"Not everyone should have, or wants to have, a film industry," says Jean Prewitt, the president and chief executive officer of the Independent Film & Television Alliance (Ifta). "Countries and communities have to understand why they are doing it."
Prewitt has had so many inquiries over the years from countries, states and communities about encouraging film production that she was inspired to team up with LA-based consultant Rob Aft of Compliance Consulting to write a guide for local communities which are interested in building, attracting or accommodating production activity.
The Rules Of Attraction: Creating A Production-Friendly Community is designed to explain exactly how producers should best be accommodated while also keeping in mind the needs of local residents and the community at large.
It also ensures that communities ask themselves the reasons for their interest in film production.
"You get people coming through, particularly from emerging nations and US states, who are anxious to set up financial incentives for producers," says Prewitt.
"Now money is incredibly important, of course, but jurisdictions trying to get tax incentives may be incentivising the wrong thing. Ultimately you have to address a whole range of other needs. There also have to be clear rules, easy permitting, transparency in labour and taxation issues, and proactivity in getting the producer the information. There's a difference between accommodating a couple of films and building regular traffic."

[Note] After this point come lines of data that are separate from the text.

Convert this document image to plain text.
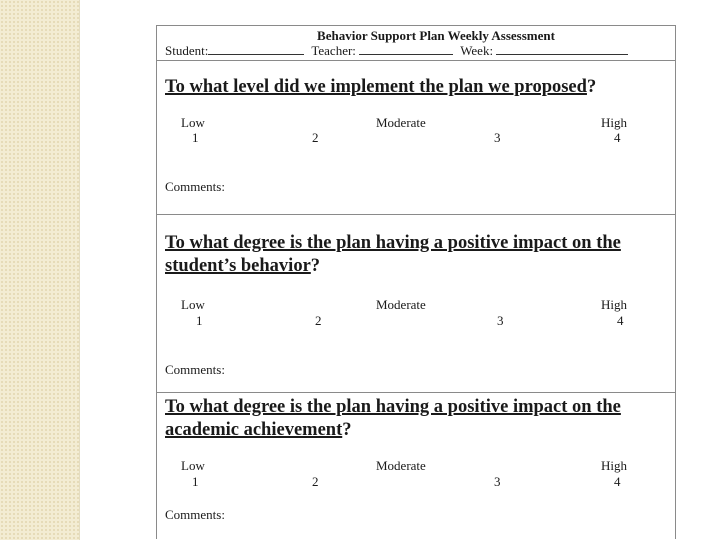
Behavior Support Plan Weekly Assessment
Student:	Teacher:	Week:

To what level did we implement the plan we proposed?

Low	Moderate	High
1	2	3	4
Comments:

To what degree is the plan having a positive impact on the student’s behavior?

Low	Moderate	High
1	2	3	4
Comments:

To what degree is the plan having a positive impact on the academic achievement?

Low	Moderate	High
1	2	3	4
Comments:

The guide looks at three types of community with differing levels of experience or appetite and lays out what each should focus on in terms of infrastructure, marketing and logistics.
"You have to have an office where someone can call," says Aft. "You should make sure the restrictions are clear. You need to waive some of these restrictions. But you also need to help communities understand what is happening if streets are going to be closed or cars going to be blown up."
Prewitt adds: "We're trying to help cities, states and countries consider all the different aspects.
"The cultural benefits have to be made clear to their populations. Look at the benefit to Hawaii of having [TV series] Lost shoot there or to New Zealand of hosting Lord Of The Rings."
But you cannot just grab those benefits overnight. You have got to be able to talk the producers' language, say Prewitt and Aft. "The significance of having a film office with someone who knows the film industry cannot be underestimated," she says.
The Rules Of Attraction is available from the Ifta website (www.ifta-online.org).